The characters are probably the biggest talking point, though. By investing so much time setting up the plight of the hero, “Ralph” comes across as having a lot of heart. Its lovable lug of a main character is easy to feel for. The combination of the repetitive nature of his wrecking role and the rejection he experiences from his game-mates makes Ralph a highly sympathetic protagonist. In Silverman’s Vanellope, the movie offers an atypical “cute kid” character. She’s a smart Alec most of the time, and certainly a “cute as a button”, mildly hyperactive kid character at others, but she’s also vulnerable due to the differences she experiences because of her faulty programming. Together, the two of them make for a fun, offbeat tandem. He’s the burly but no longer wishing to be brooding brute, and she’s the whippersnapper with a touch of sadness to her. Toss in a fun, militaristic turn from Jane Lynch, and an aw-shucks do-gooder Fix-It Felix courtesy of Jack McBrayer, and you have a great mix of animated heroes and heroines, with voices provided solid playbill of actors.
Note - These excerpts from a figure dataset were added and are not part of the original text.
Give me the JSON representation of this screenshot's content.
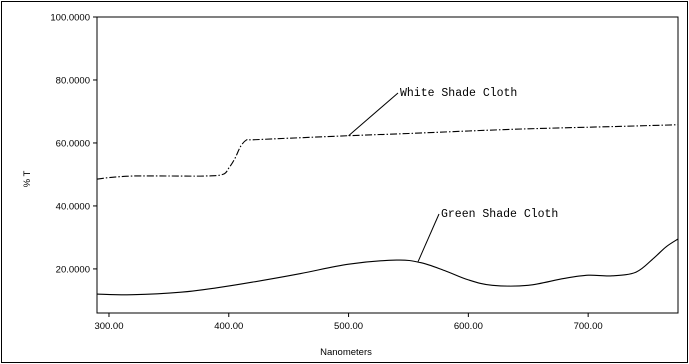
{
  "chart_data": {
    "type": "line",
    "xlabel": "Nanometers",
    "ylabel": "% T",
    "xlim": [
      290,
      775
    ],
    "ylim": [
      6,
      100
    ],
    "x_ticks": [
      300,
      400,
      500,
      600,
      700
    ],
    "x_tick_labels": [
      "300.00",
      "400.00",
      "500.00",
      "600.00",
      "700.00"
    ],
    "y_ticks": [
      20,
      40,
      60,
      80,
      100
    ],
    "y_tick_labels": [
      "20.0000",
      "40.0000",
      "60.0000",
      "80.0000",
      "100.0000"
    ],
    "grid": false,
    "series": [
      {
        "name": "White Shade Cloth",
        "style": "dash-dot",
        "color": "#000000",
        "x": [
          290,
          300,
          320,
          350,
          380,
          395,
          400,
          405,
          410,
          415,
          420,
          450,
          500,
          550,
          600,
          650,
          700,
          750,
          775
        ],
        "y": [
          48.5,
          49,
          49.5,
          49.5,
          49.5,
          50,
          52,
          55,
          59,
          61,
          61,
          61.5,
          62.3,
          63,
          63.8,
          64.5,
          65,
          65.5,
          65.8
        ]
      },
      {
        "name": "Green Shade Cloth",
        "style": "solid",
        "color": "#000000",
        "x": [
          290,
          320,
          360,
          390,
          420,
          460,
          500,
          540,
          560,
          580,
          600,
          620,
          650,
          680,
          700,
          720,
          740,
          755,
          765,
          775
        ],
        "y": [
          12,
          11.8,
          12.6,
          14,
          15.8,
          18.5,
          21.5,
          22.8,
          22,
          19.5,
          16.5,
          14.8,
          14.8,
          17,
          18,
          17.8,
          19,
          23.5,
          27,
          29.5
        ]
      }
    ],
    "annotations": [
      {
        "text": "White Shade Cloth",
        "series": 0,
        "x": 500,
        "y": 62.3
      },
      {
        "text": "Green Shade Cloth",
        "series": 1,
        "x": 558,
        "y": 22.3
      }
    ]
  }
}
The plot here is really very well done. We all want to see Ralph get his medal, and his travels through different games with different rules allow for easy, natural action set ups. The video game world setting is a perfect excuse for imaginative environments, characters, vehicles and gadgets. The film spends most of its time in Sugar Rush, which is a virtual “Candy Land” full of bright candy cane trees, nestle quick quicksand, and random pools of chocolate. It’s the perfect place for an animated film to cut loose and show what it can create onscreen.
It would be easy for “Wreck-It Ralph” to be heavy-handed with its lessons of “be who you want to be”, given the program challenging set-up, but instead it opts to keep the preaching to a minimum and let the outcomes of the events impart the desired message. There’s a part of me that wishes it had explored its exestential potential a little more fully – “Kid’s Films” with rich, intellectual themes are a rarity indeed – but I can’t say that I was let down. “Ralph” isn’t just a sight and sound experience to kill an hour, it will also touch hearts and teach the children in the audience something about believing in themselves, standing up to society, and being kind to others. All without hitting them over the head about it.
The great characters, amazing setting, solid plot and excellent “message” make “Wreck-It Ralph” a great movie, and a front-running candidate for the best animated film of the year.